Medidas de desagravamento fiscal e revisão do RJUE
Depois da publicação, a 6 de março, das Leis de Autorização Legislativa 9-A/2026 e 9-B/2026, que autorizaram o Governo a aprovar, respetivamente, medidas de desagravamento fiscal para o fomento de oferta de habitação e a rever o regime aplicável ao licenciamento de operações urbanísticas, o Governo aprovou, na reunião do Conselho de Ministros de 27 de março, os respetivos Decretos-Lei autorizados.
Conforme previsto, e no domínio fiscal, são introduzidos diversos incentivos destinados a estimular o investimento privado em habitação, nomeadamente, a aplicação da taxa reduzida de Imposto sobre o Valor Acrescentado (IVA) de 6% nas empreitadas de construção e reabilitação para habitação própria e permanente ou arrendamento até 2.300 euros. É também aprovada a isenção de Imposto sobre o Rendimento das Pessoas Singulares (IRS) sobre mais-valias reinvestidas em imóveis destinados a arrendamento com rendas até 2.300 euros, assim como a redução das taxas de IRS e de Imposto sobre o Rendimento das Pessoas Coletivas (IRC) aplicáveis a rendas habitacionais até esse limite, até ao final de 2029. É criado um regime de restituição parcial do IVA suportado por pessoas singulares em empreitadas de autoconstrução e é aprovada a isenção de Imposto Municipal sobre as Transmissões Onerosas de Imóveis (IMT) e Imposto de Selo para habitações de custos controlados, bem como o aumento progressivo do limite de dedução dos encargos com rendas em sede de IRS, para 900 euros em 2026 e 1.000 euros a partir de 2027. É ainda criado o regime dos Contratos de Investimento para Arrendamento (CIA), que atribui benefícios fiscais, até 25 anos, para investimentos em construção, reabilitação ou aquisição de imóveis destinados a arrendamento habitacional ou a subarrendamento habitacional, assim como o Regime Simplificado de Arrendamento Acessível (RSAA), que fixa contratos com rendas até 80% da mediana do valor de renda por m2 em cada concelho.
Já no domínio do licenciamento urbano, procede-se a uma nova revisão do RJUE, com o objetivo de «criar regras mais claras, processos mais previsíveis e prazos mais curtos, reduzindo custos para quem constrói e aumentando a oferta habitacional», lê-se no mesmo comunicado.
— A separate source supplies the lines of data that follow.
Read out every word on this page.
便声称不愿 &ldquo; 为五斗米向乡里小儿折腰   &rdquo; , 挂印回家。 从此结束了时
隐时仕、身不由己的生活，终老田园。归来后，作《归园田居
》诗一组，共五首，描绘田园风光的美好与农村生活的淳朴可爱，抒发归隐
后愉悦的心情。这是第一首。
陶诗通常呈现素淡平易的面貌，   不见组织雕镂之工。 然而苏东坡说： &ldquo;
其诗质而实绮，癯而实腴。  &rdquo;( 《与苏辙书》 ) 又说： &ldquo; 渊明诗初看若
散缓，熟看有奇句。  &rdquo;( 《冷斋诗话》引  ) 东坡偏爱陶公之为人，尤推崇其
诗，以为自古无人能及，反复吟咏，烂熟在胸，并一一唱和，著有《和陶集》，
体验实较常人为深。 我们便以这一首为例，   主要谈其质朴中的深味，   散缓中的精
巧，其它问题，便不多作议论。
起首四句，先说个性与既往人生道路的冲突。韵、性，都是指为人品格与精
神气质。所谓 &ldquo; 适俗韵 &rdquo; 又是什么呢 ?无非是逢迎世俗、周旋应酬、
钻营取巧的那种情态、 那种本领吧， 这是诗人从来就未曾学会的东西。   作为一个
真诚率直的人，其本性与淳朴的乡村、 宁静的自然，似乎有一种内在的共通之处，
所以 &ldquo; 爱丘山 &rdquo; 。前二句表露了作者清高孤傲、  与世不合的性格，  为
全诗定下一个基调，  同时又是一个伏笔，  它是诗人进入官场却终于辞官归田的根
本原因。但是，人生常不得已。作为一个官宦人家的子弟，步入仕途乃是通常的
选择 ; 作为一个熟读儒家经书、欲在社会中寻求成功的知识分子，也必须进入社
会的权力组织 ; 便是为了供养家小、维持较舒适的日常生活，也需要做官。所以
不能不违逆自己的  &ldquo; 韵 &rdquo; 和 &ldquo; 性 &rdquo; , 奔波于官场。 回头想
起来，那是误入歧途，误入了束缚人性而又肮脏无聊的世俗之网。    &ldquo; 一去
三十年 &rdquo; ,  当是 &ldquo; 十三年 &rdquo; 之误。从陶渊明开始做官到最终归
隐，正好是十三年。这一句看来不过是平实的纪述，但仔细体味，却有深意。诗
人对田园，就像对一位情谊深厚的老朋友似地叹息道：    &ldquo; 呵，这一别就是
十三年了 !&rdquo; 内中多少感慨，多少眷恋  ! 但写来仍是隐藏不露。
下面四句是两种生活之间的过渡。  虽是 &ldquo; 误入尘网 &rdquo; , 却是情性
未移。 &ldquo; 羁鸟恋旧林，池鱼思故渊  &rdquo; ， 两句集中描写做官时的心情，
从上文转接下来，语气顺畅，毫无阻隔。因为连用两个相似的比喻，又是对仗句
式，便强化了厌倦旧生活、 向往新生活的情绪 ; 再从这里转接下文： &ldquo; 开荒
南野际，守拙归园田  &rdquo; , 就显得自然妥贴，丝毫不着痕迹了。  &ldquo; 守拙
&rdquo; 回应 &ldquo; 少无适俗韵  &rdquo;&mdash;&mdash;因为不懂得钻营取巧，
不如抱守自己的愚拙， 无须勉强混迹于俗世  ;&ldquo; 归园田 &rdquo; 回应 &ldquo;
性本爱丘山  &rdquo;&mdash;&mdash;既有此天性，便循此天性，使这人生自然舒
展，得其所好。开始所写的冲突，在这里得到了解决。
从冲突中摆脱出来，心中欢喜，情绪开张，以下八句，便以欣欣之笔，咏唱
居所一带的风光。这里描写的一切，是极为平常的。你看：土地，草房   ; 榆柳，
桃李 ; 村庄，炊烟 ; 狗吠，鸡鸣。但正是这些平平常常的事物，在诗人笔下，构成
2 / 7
Entre as alterações, destacam-se a «generalização da comunicação prévia sempre que os parâmetros urbanísticos estejam definidos», o «reforço da natureza desburocratizada da comunicação prévia, que deixa formalmente de constituir controlo prévio», a manutenção «da dispensa de licenciamento e comunicação prévia em obras de reconstrução», a introdução de «mecanismos mais ágeis para liquidação direta de taxas pelos promotores», a criação de «conferência única para resolver pareceres contraditórios». Procede-se também ao «alargamento do compromisso arbitral para resolução de conflitos urbanísticos», à «unificação do regime de invalidades, reforçando estabilidade e previsibilidade dos atos», e à «definição de regras específicas para obras promovidas pela Administração Pública».